The new technologies can detect thyroid nodules as small as 2 mm, many of which are papillary thyroid cancers, the most indolent form of thyroid cancer. According to the study, in the United States, the incidence of thyroid cancer has increased from 3.6 cases per 100,000 in 1973 to 11.6 cases per 100,000 in 2009, with small papillary thyroid cancers accounting for 90% of the cases.

Unnecessary Treatment

“High-tech imaging technologies such as ultrasound, CT, and MRI can detect very small thyroid nodules many of which are slow-growing papillary thyroid cancers. This is exposing patients to unnecessary and harmful treatments that are inconsistent with their prognosis,” said Juan Pablo
Brito, MBBS,
in a statement. Dr. Brito is an Endocrine Fellow and Health-Care Delivery Scholar at Mayo Clinic and lead author of the study.

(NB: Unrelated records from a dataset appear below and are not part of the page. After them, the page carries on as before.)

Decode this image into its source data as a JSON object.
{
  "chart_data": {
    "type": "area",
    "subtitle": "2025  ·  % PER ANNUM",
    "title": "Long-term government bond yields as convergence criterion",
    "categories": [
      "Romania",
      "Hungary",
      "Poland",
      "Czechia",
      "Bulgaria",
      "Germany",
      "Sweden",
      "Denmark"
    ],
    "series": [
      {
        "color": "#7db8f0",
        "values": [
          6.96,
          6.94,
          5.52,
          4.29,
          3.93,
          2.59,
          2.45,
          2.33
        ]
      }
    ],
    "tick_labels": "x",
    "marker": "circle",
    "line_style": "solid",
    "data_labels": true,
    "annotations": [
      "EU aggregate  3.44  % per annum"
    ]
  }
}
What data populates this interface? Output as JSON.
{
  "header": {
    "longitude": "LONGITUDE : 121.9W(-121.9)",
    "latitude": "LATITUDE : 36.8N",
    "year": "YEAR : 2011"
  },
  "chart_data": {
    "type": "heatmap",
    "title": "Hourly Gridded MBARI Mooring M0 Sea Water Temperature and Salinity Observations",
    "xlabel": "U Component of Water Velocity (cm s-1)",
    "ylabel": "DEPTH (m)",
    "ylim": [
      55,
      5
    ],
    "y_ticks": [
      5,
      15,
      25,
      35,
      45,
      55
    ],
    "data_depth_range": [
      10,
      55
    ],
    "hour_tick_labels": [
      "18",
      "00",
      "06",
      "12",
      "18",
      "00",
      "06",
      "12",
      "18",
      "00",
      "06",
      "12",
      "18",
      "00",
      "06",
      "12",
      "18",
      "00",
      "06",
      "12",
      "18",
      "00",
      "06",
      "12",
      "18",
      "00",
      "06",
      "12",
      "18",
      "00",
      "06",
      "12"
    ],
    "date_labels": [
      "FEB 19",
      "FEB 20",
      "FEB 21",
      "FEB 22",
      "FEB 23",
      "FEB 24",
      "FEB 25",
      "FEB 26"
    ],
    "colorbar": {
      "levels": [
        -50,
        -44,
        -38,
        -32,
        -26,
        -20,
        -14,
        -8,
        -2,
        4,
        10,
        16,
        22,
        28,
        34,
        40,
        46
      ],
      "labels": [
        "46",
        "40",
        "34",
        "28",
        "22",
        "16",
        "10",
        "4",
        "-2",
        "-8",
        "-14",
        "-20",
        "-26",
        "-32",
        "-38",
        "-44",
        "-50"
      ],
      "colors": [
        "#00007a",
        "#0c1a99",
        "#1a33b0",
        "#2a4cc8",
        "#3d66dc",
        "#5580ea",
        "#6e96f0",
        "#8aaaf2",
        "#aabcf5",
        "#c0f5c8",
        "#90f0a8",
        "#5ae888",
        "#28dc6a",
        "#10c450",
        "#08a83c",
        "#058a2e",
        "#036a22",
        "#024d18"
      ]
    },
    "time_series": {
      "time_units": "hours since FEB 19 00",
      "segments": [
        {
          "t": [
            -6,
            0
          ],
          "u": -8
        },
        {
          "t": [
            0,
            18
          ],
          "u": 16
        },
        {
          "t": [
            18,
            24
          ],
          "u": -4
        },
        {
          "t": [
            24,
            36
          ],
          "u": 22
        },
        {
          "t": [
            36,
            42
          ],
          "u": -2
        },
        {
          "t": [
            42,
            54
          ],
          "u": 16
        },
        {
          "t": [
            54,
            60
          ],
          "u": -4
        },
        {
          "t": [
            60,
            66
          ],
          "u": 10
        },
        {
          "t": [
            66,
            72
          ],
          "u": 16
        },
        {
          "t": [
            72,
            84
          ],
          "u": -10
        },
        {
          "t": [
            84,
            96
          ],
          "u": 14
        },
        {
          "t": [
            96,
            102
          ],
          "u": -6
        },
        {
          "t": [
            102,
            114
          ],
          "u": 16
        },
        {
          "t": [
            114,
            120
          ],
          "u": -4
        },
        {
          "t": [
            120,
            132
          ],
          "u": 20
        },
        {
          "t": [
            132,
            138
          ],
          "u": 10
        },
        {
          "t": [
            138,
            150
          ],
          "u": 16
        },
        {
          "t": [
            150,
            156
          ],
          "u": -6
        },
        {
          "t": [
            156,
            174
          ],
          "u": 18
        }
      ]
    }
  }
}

The researchers said the expanding gap between the incidence of thyroid cancer and stable death rates from papillary thyroid cancer (0.5/100,000 in both 1979 and 2009) suggests that low-risk cancers are being overdiagnosed and overtreated. Overdiagnosing and overtreating these low-risk cancers, said the researchers, often results in unnecessary thyroidectomies, which are costly, carry a risk of physical complications, such as low calcium levels and nerve injury, and require lifelong thyroid replacement therapy.

Coining a New Term

Rather than labeling these small lesions as cancer, Dr. Brito and his colleagues suggest a new term that connotes a favorable prognosis for low-risk thyroid cancers: micropapillary lesions of indolent course (microPLIC). The new term, said the researchers, would make it easier for clinicians to offer patients the choice of active surveillance instead of immediate and often intensive and expensive treatment. ■

Disclosure: The study authors reported no potential conflict of interest.

Reference

1. Brito JP, Morris JC, Montori VM: Thyroid cancer: zealous imaging has increased detection and treatment of low risk tumors. BMJ 347:4706, 2013.